The declaration also spoke at length about Muslims and the importance of dialogue with this, the second largest religion in the world, a religion whose members were often in bloody conflict with Christians over the centuries.

Fifty years after Nostra Ætate, there remains a great deal to be done. Catholic Near East Welfare Association knows all too well that conflicts with elements of religious motivation still rage throughout our world. And, in places like the Middle East, it seems to have worsened. Much of CNEWA’s work is geared to relieving the suffering of people who are victims of these conflicts. There are also still far too many places in the world where Christians and other peoples of faith suffer for what they believe, often at the hands of other believers. Nonetheless, the trajectory set by the declaration has been nothing short of incredible. The Catholic Church — as well as other Christian communities around the world — has set up dialogues with the major religions of the world. Programs of education have made what was once strange and exotic better understood and familiar. In an almost prophetic way, Nostra Ætate prepared the way spiritually for the huge movement and displacement of peoples that would take place in the second half of the 20th and the beginning of the 21st centuries.

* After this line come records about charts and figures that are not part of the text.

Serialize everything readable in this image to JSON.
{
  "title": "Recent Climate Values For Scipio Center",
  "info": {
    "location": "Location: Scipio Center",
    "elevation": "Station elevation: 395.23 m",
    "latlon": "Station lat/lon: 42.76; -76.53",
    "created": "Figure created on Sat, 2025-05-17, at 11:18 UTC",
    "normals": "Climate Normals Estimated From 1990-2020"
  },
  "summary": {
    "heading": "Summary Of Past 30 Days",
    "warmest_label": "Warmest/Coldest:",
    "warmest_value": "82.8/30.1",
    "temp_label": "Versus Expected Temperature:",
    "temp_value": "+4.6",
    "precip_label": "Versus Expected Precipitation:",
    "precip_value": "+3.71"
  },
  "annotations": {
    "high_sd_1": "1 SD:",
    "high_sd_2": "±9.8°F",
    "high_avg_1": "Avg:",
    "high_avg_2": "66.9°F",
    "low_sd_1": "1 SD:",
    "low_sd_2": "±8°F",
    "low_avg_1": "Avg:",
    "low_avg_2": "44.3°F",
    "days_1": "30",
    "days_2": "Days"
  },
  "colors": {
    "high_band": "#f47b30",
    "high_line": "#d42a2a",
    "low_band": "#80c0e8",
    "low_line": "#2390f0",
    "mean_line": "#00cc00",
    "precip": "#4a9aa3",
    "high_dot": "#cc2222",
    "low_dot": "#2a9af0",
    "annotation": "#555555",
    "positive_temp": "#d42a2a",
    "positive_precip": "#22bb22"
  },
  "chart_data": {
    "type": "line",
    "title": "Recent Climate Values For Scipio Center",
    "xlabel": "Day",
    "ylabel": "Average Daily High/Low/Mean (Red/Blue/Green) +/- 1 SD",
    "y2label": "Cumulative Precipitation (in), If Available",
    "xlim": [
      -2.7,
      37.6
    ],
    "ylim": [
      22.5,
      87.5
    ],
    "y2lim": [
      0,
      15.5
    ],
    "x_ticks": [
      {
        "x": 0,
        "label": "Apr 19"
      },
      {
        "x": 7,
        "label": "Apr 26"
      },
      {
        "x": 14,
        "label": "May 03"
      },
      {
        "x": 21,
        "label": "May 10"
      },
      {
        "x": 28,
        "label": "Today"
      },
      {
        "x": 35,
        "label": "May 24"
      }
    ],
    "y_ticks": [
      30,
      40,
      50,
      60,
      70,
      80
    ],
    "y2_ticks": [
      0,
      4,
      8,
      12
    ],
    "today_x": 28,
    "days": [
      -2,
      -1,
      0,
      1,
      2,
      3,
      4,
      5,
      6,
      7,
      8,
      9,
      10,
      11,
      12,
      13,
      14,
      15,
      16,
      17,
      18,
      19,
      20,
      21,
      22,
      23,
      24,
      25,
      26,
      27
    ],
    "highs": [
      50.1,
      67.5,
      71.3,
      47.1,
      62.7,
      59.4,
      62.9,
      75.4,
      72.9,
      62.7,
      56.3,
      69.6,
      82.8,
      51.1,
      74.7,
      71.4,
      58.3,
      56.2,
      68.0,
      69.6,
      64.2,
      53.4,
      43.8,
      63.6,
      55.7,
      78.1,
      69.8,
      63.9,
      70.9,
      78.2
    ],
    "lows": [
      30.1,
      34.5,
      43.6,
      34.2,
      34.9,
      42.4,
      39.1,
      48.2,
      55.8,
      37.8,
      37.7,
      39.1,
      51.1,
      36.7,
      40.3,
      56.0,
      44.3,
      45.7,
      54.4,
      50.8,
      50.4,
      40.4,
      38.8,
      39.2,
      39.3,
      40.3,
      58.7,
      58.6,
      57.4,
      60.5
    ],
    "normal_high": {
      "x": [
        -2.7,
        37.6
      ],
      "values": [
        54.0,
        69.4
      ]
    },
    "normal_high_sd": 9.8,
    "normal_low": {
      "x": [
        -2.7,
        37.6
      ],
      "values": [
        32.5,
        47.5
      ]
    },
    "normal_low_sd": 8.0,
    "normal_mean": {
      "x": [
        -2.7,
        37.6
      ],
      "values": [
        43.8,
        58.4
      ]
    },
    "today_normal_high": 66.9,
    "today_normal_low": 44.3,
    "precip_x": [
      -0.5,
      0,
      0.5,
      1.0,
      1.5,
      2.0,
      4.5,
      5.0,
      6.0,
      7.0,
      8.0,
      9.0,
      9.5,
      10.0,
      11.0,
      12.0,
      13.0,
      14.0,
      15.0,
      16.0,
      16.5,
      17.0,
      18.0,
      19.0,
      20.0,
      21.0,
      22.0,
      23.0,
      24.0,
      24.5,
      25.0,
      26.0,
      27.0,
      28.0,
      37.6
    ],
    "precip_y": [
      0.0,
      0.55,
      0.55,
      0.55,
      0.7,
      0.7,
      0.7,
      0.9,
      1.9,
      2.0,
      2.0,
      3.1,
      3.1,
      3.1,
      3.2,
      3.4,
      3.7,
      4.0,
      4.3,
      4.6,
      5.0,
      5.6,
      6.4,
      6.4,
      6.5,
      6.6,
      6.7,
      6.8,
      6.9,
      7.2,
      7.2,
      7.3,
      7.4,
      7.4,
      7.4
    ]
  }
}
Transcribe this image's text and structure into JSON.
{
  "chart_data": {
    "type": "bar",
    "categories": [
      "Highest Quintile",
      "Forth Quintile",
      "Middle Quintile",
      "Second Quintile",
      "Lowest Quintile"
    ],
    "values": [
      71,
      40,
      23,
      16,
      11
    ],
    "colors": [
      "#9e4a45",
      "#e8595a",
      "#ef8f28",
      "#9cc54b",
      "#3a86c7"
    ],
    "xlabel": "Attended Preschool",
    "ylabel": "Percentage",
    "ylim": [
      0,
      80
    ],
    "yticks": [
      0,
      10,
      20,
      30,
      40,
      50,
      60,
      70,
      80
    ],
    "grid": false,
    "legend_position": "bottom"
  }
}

In the next year, there will be many events commemorating and celebrating the promulgation of Nostra Ætate. It is indeed something very worthy of commemorating, celebrating, studying anew and handing on to generations to come. As people from the different world religions increasingly come together in our world as immigrants and refugees, Nostra Ætate can provide a type of manual as to how Christians can accept these people with at one and the same time love, respect and faithfulness.